Lunedì 4 ottobre e mercoledì 6 ottobre i ragazzi della classe 5^ e la maestra Silvia hanno invitato a scuola i nonni in occasione della loro festa. Nel cortile della scuola primaria SAN VITO i bambini li hanno intervistati: loro erano posizionati in cerchio su delle sedie, mentre noi alunni su delle panchine all’ombra del grande ciliegio.
Il tempo è stato clemente perché era freschetto, ma c'era il sole.
Il clima con i nonni è stato disteso e gioioso e i ragazzi hanno fatto numerose domande.
Vivete ancora nella casa di quando eravate piccoli?
No, ci siamo trasferiti in città.
Quali erano i vostri sogni di quando eravate piccoli? Li avete realizzati?
Sognavamo di diventare grandi ma, visto che cominciavamo a lavorare presto, non c’era molto da sognare. Solo nonna Anna Maria è riuscita a diventare parrucchiera mentre nonna Ester è diventata maestra.
Li avete cambiati nel tempo?
No, abbiamo continuato a sognare le stesse cose.

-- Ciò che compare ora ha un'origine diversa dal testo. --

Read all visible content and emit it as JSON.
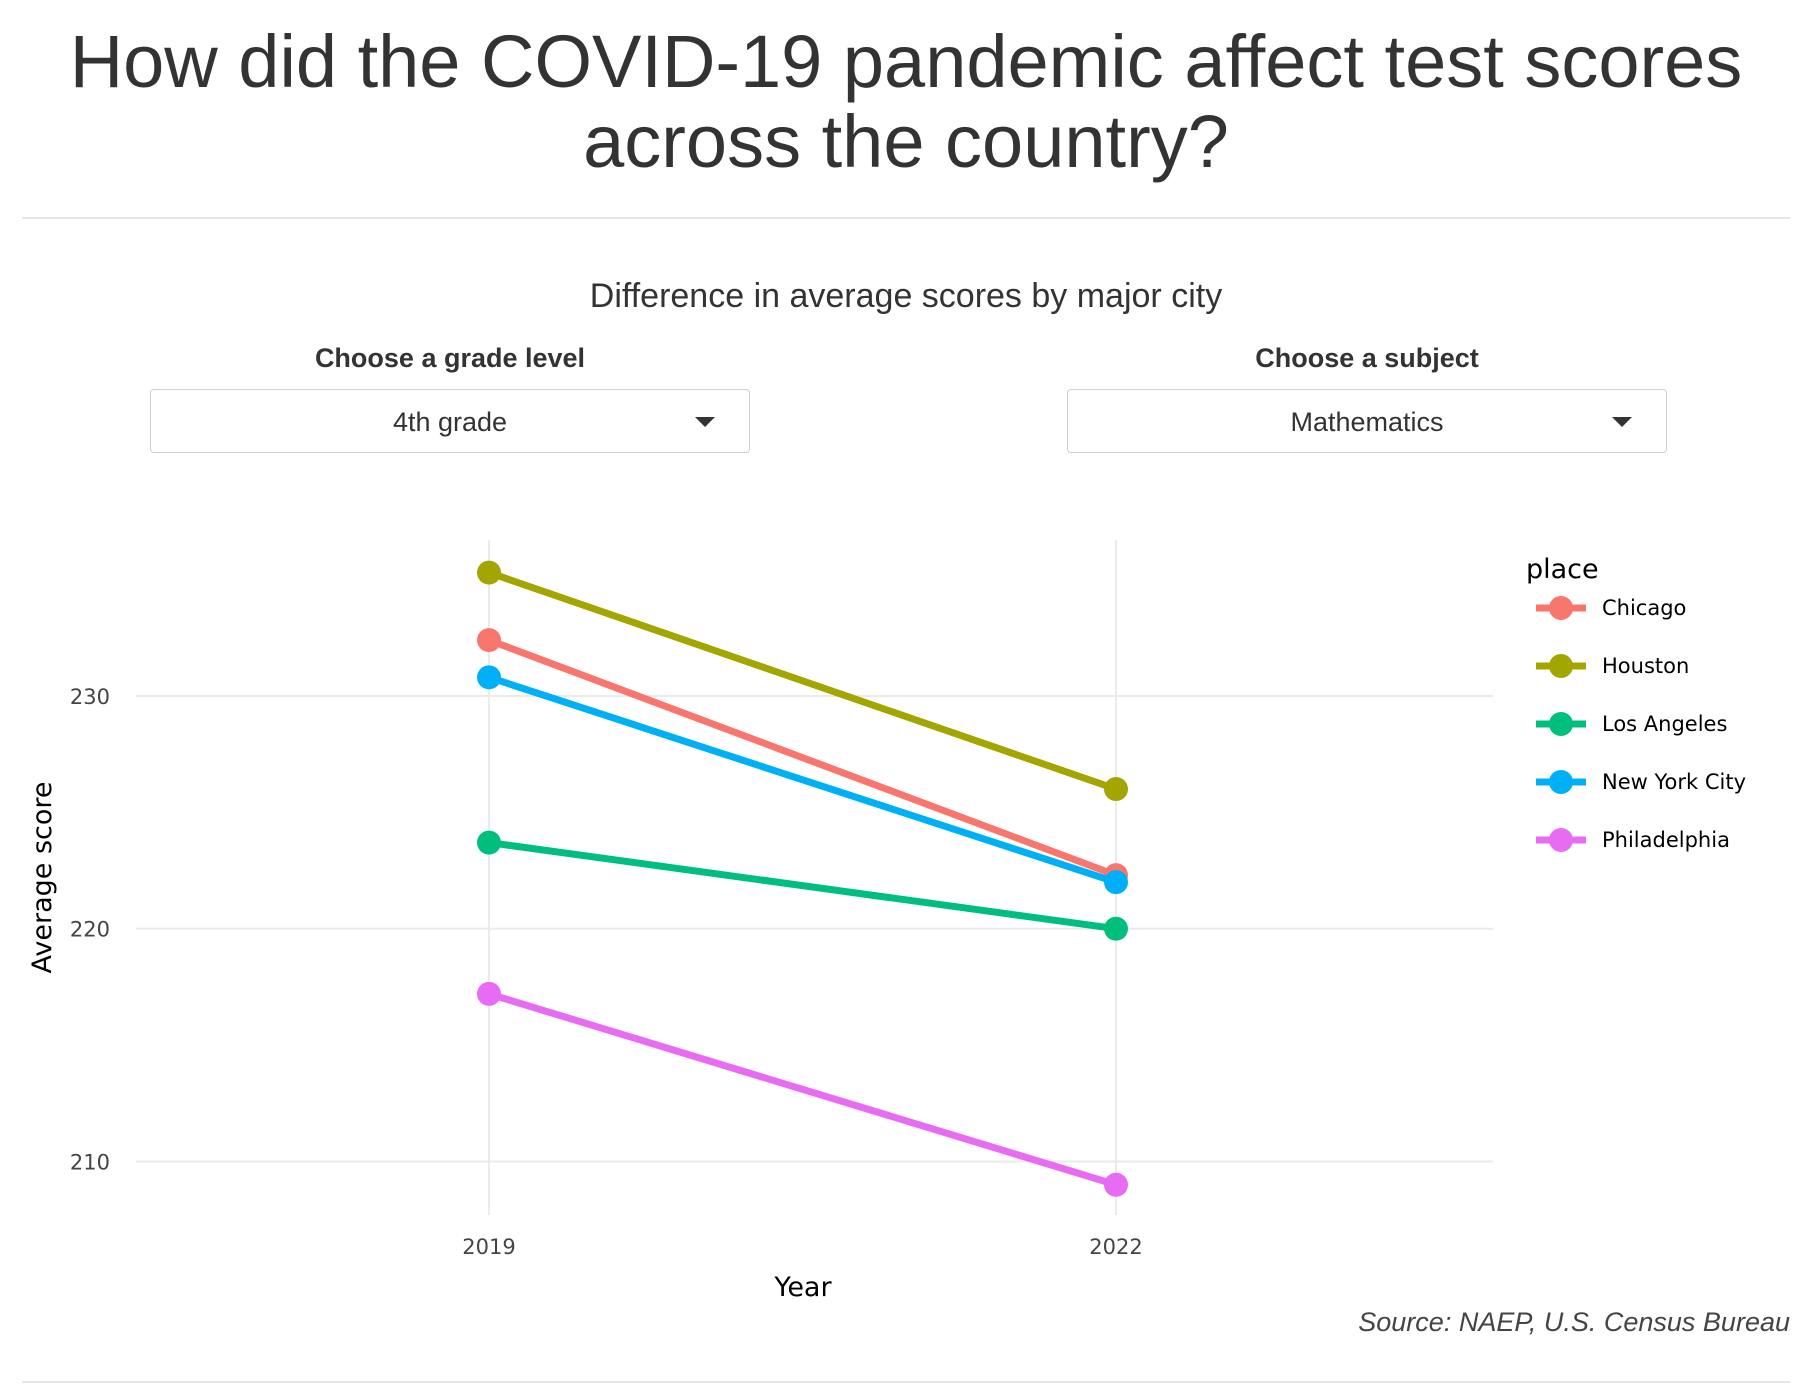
{
  "page": {
    "title": "How did the COVID-19 pandemic affect test scores across the country?",
    "source": "Source: NAEP, U.S. Census Bureau"
  },
  "controls": {
    "grade": {
      "label": "Choose a grade level",
      "value": "4th grade"
    },
    "subject": {
      "label": "Choose a subject",
      "value": "Mathematics"
    }
  },
  "chart_data": {
    "type": "line",
    "title": "Difference in average scores by major city",
    "xlabel": "Year",
    "ylabel": "Average score",
    "x": [
      "2019",
      "2022"
    ],
    "ylim": [
      207.7,
      236.7
    ],
    "yticks": [
      210,
      220,
      230
    ],
    "grid": true,
    "legend": {
      "title": "place",
      "position": "right"
    },
    "series": [
      {
        "name": "Chicago",
        "color": "#F8766D",
        "values": [
          232.4,
          222.3
        ]
      },
      {
        "name": "Houston",
        "color": "#A3A500",
        "values": [
          235.3,
          226.0
        ]
      },
      {
        "name": "Los Angeles",
        "color": "#00BF7D",
        "values": [
          223.7,
          220.0
        ]
      },
      {
        "name": "New York City",
        "color": "#00B0F6",
        "values": [
          230.8,
          222.0
        ]
      },
      {
        "name": "Philadelphia",
        "color": "#E76BF3",
        "values": [
          217.2,
          209.0
        ]
      }
    ]
  }
}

Com’era la tecnologia ai vostri tempi?
C’erano telefoni molto diversi. I televisori sono comparsi tra il 1955 e il 1956, ma c’era un solo canale in bianco e nero. Solo alcuni avevano la fortuna di avere la televisione e i vicini andavano a vederla a casa loro tutti insieme. All’epoca usavamo anche la radio. I frigoriferi non c'erano, ma conservavamo il cibo nel pozzo e nelle grotte sotto casa.
Cosa facevate quando avevate la nostra età?
A 11 anni si iniziava già a lavorare e nonno Natale racconta che a 8 anni mungeva le pecore.
Quali giochi c’erano ai vostri tempi? Qual era il vostro gioco preferito ?
Si giocava in mezzo alla strada facendo giochi semplici: campana, un due tre stella, nascondino e si giocava col cane in cortile.
Quando avevate la nostra età cucinavate? E cosa?
Cucinavamo i tortellini e le lasagne, la pizza con la cipolla e il rosmarino. A volte il fattore andava a casa di nonna Marisa per prendere la pizza. I nonni di Alessia hanno raccontato che andavano a mungere le pecore e con il latte facevano la ricotta e il formaggio.
Com’era la vostra scuola? Le vostre maestre erano severe?
Le nostre maestre non erano troppo severe e i bambini portavano due quaderni e due libri. Non avevamo lo zaino, ma la cinta e la cartella.
Se qualcuno si comportava male lo mettevano in punizione dietro alla lavagna in ginocchio sul granturco.
Quali erano le vostre materie preferite?
Le nostre materie preferite erano italiano, matematica, storia.
E siccome siamo bambini curiosi chiediamo anche: a scuola vi è capitato di avere una “cotta” per qualcuno?
Solo una nonna ha raccontato di aver avuto una cotta per qualcuno.
Tra curiosità ed esperienze è stato un pomeriggio indimenticabile.